His personal life is even more interesting. Drafted at 20, he fought in WWI and was wounded several times. In 1933, under the Nazi regime, he was ordered to fire all the Jewish-German assistants under his care. Being Jewish himself, he was told that he would keep his job, Nissen could not take this. He resigned his position and moved out of Germany.

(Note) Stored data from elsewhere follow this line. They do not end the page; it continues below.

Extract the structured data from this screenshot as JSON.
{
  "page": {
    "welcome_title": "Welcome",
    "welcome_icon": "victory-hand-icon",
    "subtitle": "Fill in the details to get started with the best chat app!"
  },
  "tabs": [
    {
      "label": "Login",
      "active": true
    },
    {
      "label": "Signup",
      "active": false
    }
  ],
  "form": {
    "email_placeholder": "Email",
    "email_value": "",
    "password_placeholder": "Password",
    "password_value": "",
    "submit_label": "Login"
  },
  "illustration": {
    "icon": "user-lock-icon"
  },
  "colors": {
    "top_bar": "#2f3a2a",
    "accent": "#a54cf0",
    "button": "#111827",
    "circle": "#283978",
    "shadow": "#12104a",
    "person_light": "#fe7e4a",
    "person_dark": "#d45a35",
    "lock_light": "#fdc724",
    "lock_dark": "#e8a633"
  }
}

Another little known fact is that he operated on Albert Einstein in 1948. He operated on Einstein because of intestinal cysts. Having found a developing abdominal aortic aneurysm, he reinforced it with cellophane, undoubtedly giving his patient a few extra years to live. Einstein died in 1955.
As a personal side note, our good friend Dr. Aaron Ruhalter scrubbed in with Dr. Nissen while serving as a surgical resident at the Brooklyn Jewish Hospital!